Modified Glasgow Prognostic Score

The systemic immune inflammatory response was determined by the mGPS, which takes into account the number of patients with preoperatively defined serum CRP (>10 mg/L) and hypoalbuminemia (<35 mg/L) on the basis of evidence that hypoalbuminemia in patients with locally advanced CRC without an increase in CRP was not significantly associated with cancer-specific survival. Thus, patients with preoperative CRP elevation were allocated an mGPS score of 1 or 2, depending on the presence or absence of preoperative hypoalbuminemia.

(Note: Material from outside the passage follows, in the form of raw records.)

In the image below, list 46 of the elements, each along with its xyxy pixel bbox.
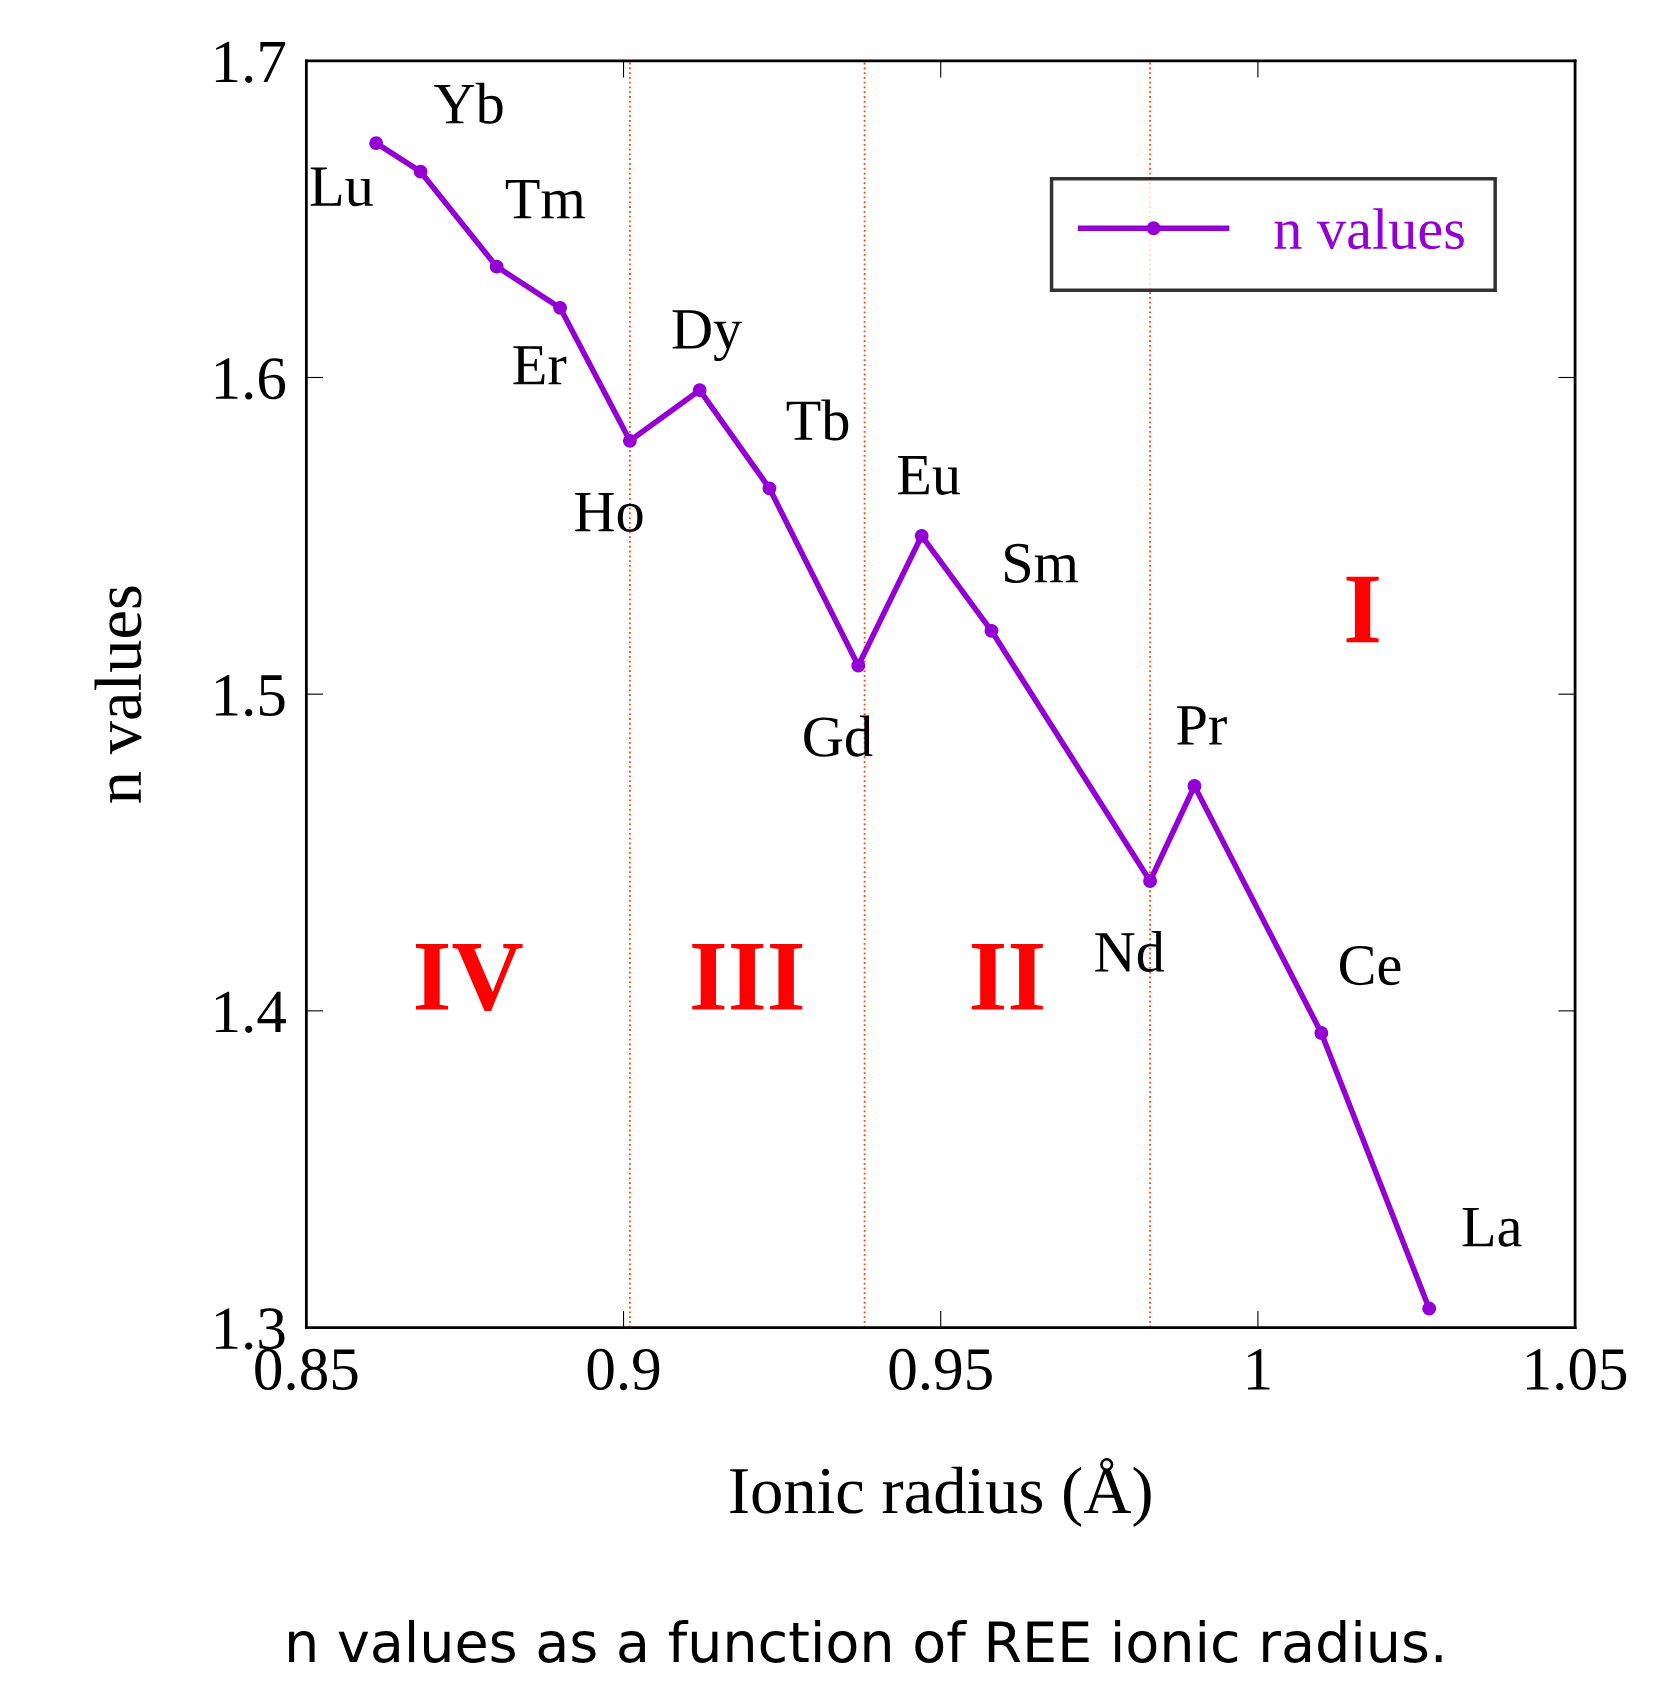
data-label: Gd xyxy=(804,715,873,757)
y-axis-title: n values xyxy=(94,586,142,803)
data-label: Dy xyxy=(672,310,743,362)
point xyxy=(1314,1026,1329,1040)
point xyxy=(369,136,384,151)
data-label: Tb xyxy=(786,399,849,441)
data-label: Yb xyxy=(434,82,503,124)
x-tick-label: 1.05 xyxy=(1526,1348,1627,1391)
x-tick-label: 0.9 xyxy=(587,1348,660,1391)
data-label: Eu xyxy=(897,456,961,495)
point xyxy=(984,623,999,638)
data-label: Pr xyxy=(1177,706,1227,745)
data-label: Lu xyxy=(310,167,373,207)
point xyxy=(489,259,504,274)
point xyxy=(553,300,568,315)
data-label: Tm xyxy=(505,179,585,219)
point xyxy=(1187,779,1202,793)
data-label: Ho xyxy=(575,493,643,532)
x-tick-label: 0.95 xyxy=(889,1348,992,1391)
annotation: IV xyxy=(415,944,523,1012)
point xyxy=(1422,1301,1437,1316)
data-label: Er xyxy=(513,346,567,385)
y-tick-label: 1.3 xyxy=(215,1308,285,1350)
annotation: I xyxy=(1346,576,1379,643)
y-tick-label: 1.7 xyxy=(215,41,286,83)
point xyxy=(413,164,428,179)
data-label: Nd xyxy=(1095,930,1165,973)
x-tick-label: 1 xyxy=(1248,1349,1270,1390)
legend-label: n values xyxy=(1274,208,1464,250)
point xyxy=(622,433,637,448)
data-label: Ce xyxy=(1339,945,1401,986)
point xyxy=(762,481,777,496)
point xyxy=(851,658,866,673)
point xyxy=(1143,874,1158,888)
data-label: Sm xyxy=(1005,543,1079,583)
y-tick-label: 1.5 xyxy=(215,675,285,717)
annotation: III xyxy=(692,944,803,1010)
y-tick-label: 1.6 xyxy=(215,358,286,400)
x-axis-title: Ionic radius (Å) xyxy=(730,1457,1151,1528)
point xyxy=(914,528,929,543)
x-tick-label: 0.85 xyxy=(255,1348,358,1391)
y-tick-label: 1.4 xyxy=(215,991,286,1033)
text: n values as a function of REE ionic radius. xyxy=(289,1619,1442,1663)
annotation: II xyxy=(971,944,1043,1010)
data-label: La xyxy=(1462,1207,1522,1247)
point xyxy=(692,383,707,398)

The data showed a statistically significant difference in survival between the group with a score of 1 and the group with a score of 2 (P=0.0311, Figure 8). The importance of the mGPS as a prognostic indicator was reflected in the fact that it was not connected with either Dukes stage or peritumoral inflammation, but was associated with increased levels of circulating leukocytes, in particular increased neutrophils, in addition to decreased lymphocytes. The mGPS showed a significant correlation with poorer cancer-related survival. The basis for this is that systemic inflammatory markers such as CRP play a central role in the relationship between the tumor and its host. Better preoperative evaluation of patients and separation into groups in terms of additional indications for aggressive behavior or palliative surgical procedures is needed.

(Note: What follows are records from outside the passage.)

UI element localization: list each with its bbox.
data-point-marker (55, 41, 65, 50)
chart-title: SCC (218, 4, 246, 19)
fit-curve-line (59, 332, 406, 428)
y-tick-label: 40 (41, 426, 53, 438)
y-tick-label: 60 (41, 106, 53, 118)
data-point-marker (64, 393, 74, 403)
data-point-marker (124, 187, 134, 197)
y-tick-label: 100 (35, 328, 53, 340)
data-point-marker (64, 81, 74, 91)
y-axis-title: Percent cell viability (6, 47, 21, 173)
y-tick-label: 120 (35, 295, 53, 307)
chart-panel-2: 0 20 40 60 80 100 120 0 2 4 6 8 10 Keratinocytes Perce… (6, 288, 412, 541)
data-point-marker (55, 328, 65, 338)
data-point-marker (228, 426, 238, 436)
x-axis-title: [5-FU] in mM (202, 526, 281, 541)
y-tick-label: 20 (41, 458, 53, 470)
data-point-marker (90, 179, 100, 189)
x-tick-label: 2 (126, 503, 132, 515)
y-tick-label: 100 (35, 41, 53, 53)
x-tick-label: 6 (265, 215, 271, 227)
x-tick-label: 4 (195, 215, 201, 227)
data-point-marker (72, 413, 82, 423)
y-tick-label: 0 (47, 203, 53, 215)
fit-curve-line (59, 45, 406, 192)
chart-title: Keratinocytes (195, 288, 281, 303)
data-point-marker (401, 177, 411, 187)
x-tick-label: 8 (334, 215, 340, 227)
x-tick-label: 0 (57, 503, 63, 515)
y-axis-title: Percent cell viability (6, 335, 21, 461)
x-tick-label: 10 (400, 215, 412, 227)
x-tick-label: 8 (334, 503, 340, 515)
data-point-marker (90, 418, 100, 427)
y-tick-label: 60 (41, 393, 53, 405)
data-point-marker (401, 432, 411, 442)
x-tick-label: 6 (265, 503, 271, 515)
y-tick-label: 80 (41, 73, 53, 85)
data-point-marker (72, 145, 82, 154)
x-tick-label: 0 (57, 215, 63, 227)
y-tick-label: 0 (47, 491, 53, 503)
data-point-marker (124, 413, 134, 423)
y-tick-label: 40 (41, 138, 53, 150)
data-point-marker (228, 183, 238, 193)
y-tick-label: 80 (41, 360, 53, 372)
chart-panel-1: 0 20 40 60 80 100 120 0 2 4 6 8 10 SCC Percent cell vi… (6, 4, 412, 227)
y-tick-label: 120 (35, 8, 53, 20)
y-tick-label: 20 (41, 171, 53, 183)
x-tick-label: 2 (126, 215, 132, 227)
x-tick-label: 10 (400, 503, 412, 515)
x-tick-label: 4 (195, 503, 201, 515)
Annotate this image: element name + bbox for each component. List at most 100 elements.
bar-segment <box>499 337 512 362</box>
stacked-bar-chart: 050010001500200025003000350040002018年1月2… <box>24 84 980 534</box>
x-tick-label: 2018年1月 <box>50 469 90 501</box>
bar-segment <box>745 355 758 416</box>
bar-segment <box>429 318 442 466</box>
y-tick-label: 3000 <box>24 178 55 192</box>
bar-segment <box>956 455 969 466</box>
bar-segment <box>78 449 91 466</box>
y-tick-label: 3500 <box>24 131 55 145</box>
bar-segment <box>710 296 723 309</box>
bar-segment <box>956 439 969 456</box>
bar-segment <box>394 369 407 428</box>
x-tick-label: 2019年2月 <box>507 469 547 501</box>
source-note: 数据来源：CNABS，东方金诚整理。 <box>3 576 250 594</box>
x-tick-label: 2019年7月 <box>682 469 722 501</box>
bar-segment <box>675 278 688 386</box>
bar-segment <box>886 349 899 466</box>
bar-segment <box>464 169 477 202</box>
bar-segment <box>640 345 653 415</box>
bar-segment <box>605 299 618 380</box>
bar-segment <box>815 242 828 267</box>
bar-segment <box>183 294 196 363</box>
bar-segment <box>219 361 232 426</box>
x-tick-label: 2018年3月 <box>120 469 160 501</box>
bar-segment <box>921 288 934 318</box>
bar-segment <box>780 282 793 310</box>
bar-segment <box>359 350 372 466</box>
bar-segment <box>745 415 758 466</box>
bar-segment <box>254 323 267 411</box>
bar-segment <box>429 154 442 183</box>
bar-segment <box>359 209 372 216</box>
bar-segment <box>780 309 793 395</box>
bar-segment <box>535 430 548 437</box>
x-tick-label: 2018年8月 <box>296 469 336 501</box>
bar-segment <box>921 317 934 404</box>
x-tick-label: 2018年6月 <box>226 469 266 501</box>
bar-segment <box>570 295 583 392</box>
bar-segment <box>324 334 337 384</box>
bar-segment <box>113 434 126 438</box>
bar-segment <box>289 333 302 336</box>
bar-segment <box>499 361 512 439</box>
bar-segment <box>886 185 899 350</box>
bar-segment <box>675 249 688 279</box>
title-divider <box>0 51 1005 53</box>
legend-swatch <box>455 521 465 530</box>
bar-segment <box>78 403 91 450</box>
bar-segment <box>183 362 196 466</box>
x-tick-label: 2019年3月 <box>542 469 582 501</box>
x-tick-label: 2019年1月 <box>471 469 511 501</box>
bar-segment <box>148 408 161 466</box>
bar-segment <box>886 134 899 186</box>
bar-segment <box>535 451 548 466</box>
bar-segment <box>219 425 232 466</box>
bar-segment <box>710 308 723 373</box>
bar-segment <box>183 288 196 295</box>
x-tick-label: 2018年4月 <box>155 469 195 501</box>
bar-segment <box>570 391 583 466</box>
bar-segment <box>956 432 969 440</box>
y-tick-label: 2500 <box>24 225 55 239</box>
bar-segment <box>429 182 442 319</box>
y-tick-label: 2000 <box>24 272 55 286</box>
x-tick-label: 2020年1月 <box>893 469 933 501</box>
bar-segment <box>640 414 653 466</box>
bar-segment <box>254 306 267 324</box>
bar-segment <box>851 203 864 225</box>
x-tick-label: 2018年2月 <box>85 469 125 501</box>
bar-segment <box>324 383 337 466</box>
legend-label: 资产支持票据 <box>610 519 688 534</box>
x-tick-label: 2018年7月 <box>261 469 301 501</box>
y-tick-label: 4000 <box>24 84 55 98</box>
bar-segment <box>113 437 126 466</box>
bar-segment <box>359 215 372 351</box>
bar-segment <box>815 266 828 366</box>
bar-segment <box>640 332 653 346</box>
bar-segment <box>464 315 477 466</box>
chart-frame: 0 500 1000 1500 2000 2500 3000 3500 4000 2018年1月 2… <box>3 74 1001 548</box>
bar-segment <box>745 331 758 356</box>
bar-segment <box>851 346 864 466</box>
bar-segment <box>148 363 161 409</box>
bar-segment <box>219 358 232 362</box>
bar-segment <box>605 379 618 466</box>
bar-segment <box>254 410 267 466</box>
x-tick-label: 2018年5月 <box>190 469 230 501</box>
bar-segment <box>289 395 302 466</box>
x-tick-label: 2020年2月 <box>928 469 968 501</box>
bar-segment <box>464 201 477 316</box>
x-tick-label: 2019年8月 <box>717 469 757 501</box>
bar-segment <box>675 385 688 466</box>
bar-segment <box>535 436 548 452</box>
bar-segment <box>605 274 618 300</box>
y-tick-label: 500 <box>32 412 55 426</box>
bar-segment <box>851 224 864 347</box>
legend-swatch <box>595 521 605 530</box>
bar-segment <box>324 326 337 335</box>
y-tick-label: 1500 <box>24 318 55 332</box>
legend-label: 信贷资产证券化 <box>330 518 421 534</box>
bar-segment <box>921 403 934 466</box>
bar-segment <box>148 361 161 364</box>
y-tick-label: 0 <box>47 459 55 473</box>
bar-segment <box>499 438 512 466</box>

Figure 8 Relationship between mGPS and survival in patients with pT4 disease.
Abbreviation: mGPS, modified Glasgow Prognostic Score.

Discussion

Many world-famous surgical centers recommend the “adequate aggressive behavior” for locally advanced primary and recurrent colorectal carcinomas.14 This inevitably leads to a need for individualized and comprehensive assessment of each case, using all diagnostic methods available for preoperative staging, as well as a broad discussion of the results by a multidisciplinary team before embarking on surgery. Our vision largely overlaps with the opinion of most of the published authors with regard to the circumstances that determine decision-making regarding the possible resectability of locally advanced CRC.

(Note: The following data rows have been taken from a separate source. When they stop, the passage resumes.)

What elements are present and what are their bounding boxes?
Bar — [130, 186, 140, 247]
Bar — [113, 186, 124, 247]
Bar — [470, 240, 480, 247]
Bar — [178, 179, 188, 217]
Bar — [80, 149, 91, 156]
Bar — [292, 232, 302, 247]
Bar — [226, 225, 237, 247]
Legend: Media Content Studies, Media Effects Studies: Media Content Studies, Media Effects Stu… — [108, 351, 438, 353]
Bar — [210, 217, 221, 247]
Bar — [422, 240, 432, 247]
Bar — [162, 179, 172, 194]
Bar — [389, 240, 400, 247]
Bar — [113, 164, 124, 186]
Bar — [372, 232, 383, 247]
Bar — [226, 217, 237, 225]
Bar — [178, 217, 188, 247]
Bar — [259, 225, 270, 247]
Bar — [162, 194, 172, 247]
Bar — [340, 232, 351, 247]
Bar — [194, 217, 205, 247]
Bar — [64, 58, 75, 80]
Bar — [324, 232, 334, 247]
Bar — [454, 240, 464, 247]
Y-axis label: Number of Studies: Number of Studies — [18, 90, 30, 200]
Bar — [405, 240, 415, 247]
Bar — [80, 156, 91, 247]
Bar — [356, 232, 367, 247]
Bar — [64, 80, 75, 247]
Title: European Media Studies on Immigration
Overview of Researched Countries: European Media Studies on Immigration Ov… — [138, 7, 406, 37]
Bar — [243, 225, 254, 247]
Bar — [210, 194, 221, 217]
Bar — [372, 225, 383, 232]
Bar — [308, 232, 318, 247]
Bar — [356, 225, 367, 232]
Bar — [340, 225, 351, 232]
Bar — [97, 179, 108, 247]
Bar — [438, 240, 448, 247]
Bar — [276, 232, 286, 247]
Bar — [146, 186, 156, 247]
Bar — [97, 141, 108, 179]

We should also focus on the importance of certain histopathological and inflammatory markers identified in the preoperative process with regard to the prognosis. This markers are additional factors in planning the type and volume of surgical treatment. Our study data for Jass-Klintrup scoring of histologically confirmed locally advanced tumors showed significantly increased survival in patients with higher scores. That indicates more pronounced infiltration of the tumor edge by inflammatory cells involved in the local immune response (P=0.0370), and underscores the importance of obtaining a sufficient number and volume of macrobiopsies taken from the tumor tissue closest to the tumor edge in the preoperative period and defining the relevant Jass-Klintrup score. Performing the multivisceral resection would be helpful for making the decision on which aggressive approach may be used for the treatment of locally advanced tumors. Determination of preoperative CRP levels as part of the mGPS in this study showed a significant difference in survival between the group with a score of 1 and the group with a score of 2 (P=0.0311). A higher score was shown to have a significant relationship with shorter cancer-related survival. Preoperative assessment of the mGSP would be helpful in separating patients with locally advanced CRC into specific groups, in terms of employing a more aggressive surgical approach. The modified PI used in the present study for patients with histologically confirmed pT4 disease showed that in the group with node-negative disease and a low PI score, observed in 49% of the cases, 5-year survival was significantly different from that in the group with high-grade pathological characteristics according to the PI, in which survival was similar to that of patients with node-positive disease (P=0.702). The PI is useful for selecting patients with a high risk of tumor recurrence. Those patients are likely to benefit from complete multivisceral resection followed by aggressive adjuvant therapy. Validation of a standardized strategy for management of patients with advanced (locally or generalized) CRC and definition of clear criteria for resectability of the primary or the recurrent tumor are imperative.

Disclosure

The authors report no conflicts of interest in this work.